Abstract

The restoration of the Castle Esterhazy in Eszterhaza and the reproductions of its Interiors in Budapest and Vienna at the End of the 19th Century. The restoration of the Castle in Eszterhaza was made between 1891–1896/1897 by the Viennese Company Friedrich Otto Schmidt. In course of the restoration work were furniture and wall revetments of the 18th century restored, complemented by modern pieces and also copies of the original luxury Esterhazy-furniture were made. The reputation of the Company went established by the restoration of Fertőd castle in the whole Austrian-Hungarian Monarchy. In the 1896 Millenary Exhibition of Budapest the copy of a suite of rooms of the castle was on show.
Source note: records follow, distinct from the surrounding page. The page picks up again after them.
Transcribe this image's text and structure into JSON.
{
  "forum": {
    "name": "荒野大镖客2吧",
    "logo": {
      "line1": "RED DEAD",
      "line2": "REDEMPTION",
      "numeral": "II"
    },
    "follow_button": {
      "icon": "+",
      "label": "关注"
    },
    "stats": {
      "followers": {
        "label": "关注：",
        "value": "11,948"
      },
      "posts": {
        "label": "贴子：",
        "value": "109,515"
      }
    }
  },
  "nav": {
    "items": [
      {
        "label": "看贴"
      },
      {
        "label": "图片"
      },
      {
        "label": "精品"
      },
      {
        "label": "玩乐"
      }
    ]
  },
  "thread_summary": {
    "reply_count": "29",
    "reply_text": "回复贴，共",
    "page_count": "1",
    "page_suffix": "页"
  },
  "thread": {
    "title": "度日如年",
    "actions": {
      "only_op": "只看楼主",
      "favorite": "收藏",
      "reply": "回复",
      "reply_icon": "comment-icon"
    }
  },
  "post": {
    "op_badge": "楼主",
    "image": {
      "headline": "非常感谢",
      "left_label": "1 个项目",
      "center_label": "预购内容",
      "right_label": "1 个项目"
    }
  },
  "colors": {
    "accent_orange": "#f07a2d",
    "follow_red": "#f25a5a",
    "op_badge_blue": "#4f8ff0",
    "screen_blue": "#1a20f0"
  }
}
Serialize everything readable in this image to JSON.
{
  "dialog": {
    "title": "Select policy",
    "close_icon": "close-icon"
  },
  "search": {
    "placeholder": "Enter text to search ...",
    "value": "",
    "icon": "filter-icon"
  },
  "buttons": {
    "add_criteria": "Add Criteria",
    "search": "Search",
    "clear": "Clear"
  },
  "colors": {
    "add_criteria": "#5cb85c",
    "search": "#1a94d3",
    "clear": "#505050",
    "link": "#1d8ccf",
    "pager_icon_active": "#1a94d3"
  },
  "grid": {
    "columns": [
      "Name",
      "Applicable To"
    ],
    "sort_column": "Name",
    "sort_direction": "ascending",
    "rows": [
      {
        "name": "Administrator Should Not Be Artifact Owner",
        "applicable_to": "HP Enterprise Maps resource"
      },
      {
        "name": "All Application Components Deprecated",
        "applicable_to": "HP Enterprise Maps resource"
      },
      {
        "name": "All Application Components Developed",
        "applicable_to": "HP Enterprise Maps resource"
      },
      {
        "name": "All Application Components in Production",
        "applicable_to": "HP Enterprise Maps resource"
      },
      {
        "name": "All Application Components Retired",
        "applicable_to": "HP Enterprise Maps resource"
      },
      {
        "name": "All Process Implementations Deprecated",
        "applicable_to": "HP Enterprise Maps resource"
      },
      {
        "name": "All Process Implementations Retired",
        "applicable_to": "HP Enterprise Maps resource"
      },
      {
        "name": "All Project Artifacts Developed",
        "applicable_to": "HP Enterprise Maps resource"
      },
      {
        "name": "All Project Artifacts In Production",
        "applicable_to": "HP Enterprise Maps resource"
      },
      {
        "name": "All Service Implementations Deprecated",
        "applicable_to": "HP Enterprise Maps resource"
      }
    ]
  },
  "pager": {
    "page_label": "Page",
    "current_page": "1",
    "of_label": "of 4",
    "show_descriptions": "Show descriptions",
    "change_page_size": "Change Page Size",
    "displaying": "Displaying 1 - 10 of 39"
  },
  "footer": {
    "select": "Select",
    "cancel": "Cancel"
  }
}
This was later not accepted by the Budapest Museum of Applied Arts in his permanent exhibition because Director Jenő Radisics has considered the Rococo style of the castle as a break with the organic evolution of Hungarian art and was also opposed by principles to the substitution of historical objects by copies. The Schmidt Company has exhibited 1898 in the Assembly Room of the Winter Exhibition of the Osterreichisches Museum fur Kunst und Industrie a so-called exact copy of the Apollo-Room of Eszterhaza, really a series of copies of French Rococo luxury furniture. As a program of exact copy, this interior can be considered as a radical break with the former practice of Historicism. By this change a crisis was caused in the relationship of the Director Arthur von Scala to the Kunstgewerbeverein in Vienna and by the survival of Historicism also to the circle of the Secession.